The second test was whether Bush would be able to halt the drift — or rather "government-enforced stampede" — toward an America balkanized into ethnic, cultural, and linguistic tribes. In 2001 I speculated that maybe Bush was on the wrong side of this issue since he had equivocated on racial preferences and supported bilingualism. He has since removed all doubt on that score. Spending on bilingual education has risen sharply. He is vigorously pushing an immigration policy that would amnesty existing illegal immigrants and admit as many new immigrants as businesses wanted to employ without limit. Above all, when finally given the chance to end the un-American regime of racial preferences, the White House refused.
The pity of it is that September 11 gave Bush the perfect opportunity to stress the common interests and destiny of all Americans and to forge a new politics of unity and assimilation. "United We Stand" was the all but universal sentiment. It needed only to be given political content. Both Roosevelts would have instinctively exploited this national mood to move away from ethnic separatism and to shape an inclusive Americanism subtly tied to their own parties. They would have warned against any anti-Muslim sentiment, as Bush did, but they would also have sought expressions of loyalty from Muslim leaders. Instead, the Bush administration went into full "diversity" mode. Most notoriously, it insisted that its airport checking procedures would be rigorously neutral as to sex, age, ethnicity, and common sense.
The third issue was whether Bush would entrench America as the leading world power or preside over the gradual emergence of a multipolar world in which the United States would be, at best, first among equals — and among some pretty hostile equals at that. That boils down in practice to whether Europe will develop as a loyal U.S. ally, or as a rival superpower. A Machiavellian statesman would presumably recommend lavishing elaborate compliments on the Europeans while quietly discouraging their unification. The Bush administration has done the reverse with a kind of perverse consistency. It has continued the traditional State Department policy of encouraging European unity — most recently when Secretary of State Rice praised the European Union constitution on the eve of its referendum defeats — while every now and then snubbing or sneering at the Europeans. A wave of serious anti-Americanism is now sweeping Europe, which, despite earlier assurances, is developing a defense system separate from NATO.

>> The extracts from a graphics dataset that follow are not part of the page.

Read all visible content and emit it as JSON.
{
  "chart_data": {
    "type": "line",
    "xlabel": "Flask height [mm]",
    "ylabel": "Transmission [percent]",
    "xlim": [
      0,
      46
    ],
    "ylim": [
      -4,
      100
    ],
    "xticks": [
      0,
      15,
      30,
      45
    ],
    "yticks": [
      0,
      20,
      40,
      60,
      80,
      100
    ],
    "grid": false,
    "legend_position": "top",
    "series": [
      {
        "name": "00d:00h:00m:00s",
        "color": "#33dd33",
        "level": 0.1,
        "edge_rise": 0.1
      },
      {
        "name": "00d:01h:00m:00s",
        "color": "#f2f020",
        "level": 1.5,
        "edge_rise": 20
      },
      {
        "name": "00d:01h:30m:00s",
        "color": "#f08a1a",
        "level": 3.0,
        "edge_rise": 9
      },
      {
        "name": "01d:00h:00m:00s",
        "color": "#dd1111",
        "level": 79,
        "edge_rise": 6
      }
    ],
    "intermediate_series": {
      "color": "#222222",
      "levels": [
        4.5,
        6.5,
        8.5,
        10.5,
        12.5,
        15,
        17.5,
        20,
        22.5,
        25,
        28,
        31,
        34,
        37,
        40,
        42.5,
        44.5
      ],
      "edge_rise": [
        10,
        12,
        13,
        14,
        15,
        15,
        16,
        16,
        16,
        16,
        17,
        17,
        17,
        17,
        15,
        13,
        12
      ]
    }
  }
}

We have been saved from the worst consequences of this policy, however, by the French and Dutch voters who have at least temporarily derailed the European project and thus delayed any emergence of a united anti-American Europe. Indeed, they have done more than that. They have focused attention on a series of European crises — the Turkey crisis, the Ukraine crisis, the demographic crisis, the structural economic crisis, the post-referendum legitimacy crisis — that probably cannot be solved within a purely European framework. That gives the Bush administration the chance to offer to help Europeans solve these crises in a new and wider Atlantic architecture. In the course of doing so, Washington would be able to influence the kind of Europe — decentralized, deregulated, inter-governmental, Atlanticist — most congruent with long-term U.S. interests. But this is the Bush administration's last chance on Europe.
On my three tests, then, the Bush presidency has not gained even one passing grade. If it has not actually failed, that is because the time limit has not yet run out. And with only three years to go, the president has to hurry. He needs a positive conservative agenda that can be successfully enacted in a relatively short time. Even if Harriet Miers turns out to be a more distinguished jurist than well-informed conservative critics like David Frum predict, her nomination is still a very slim reed on which to hang a legacy.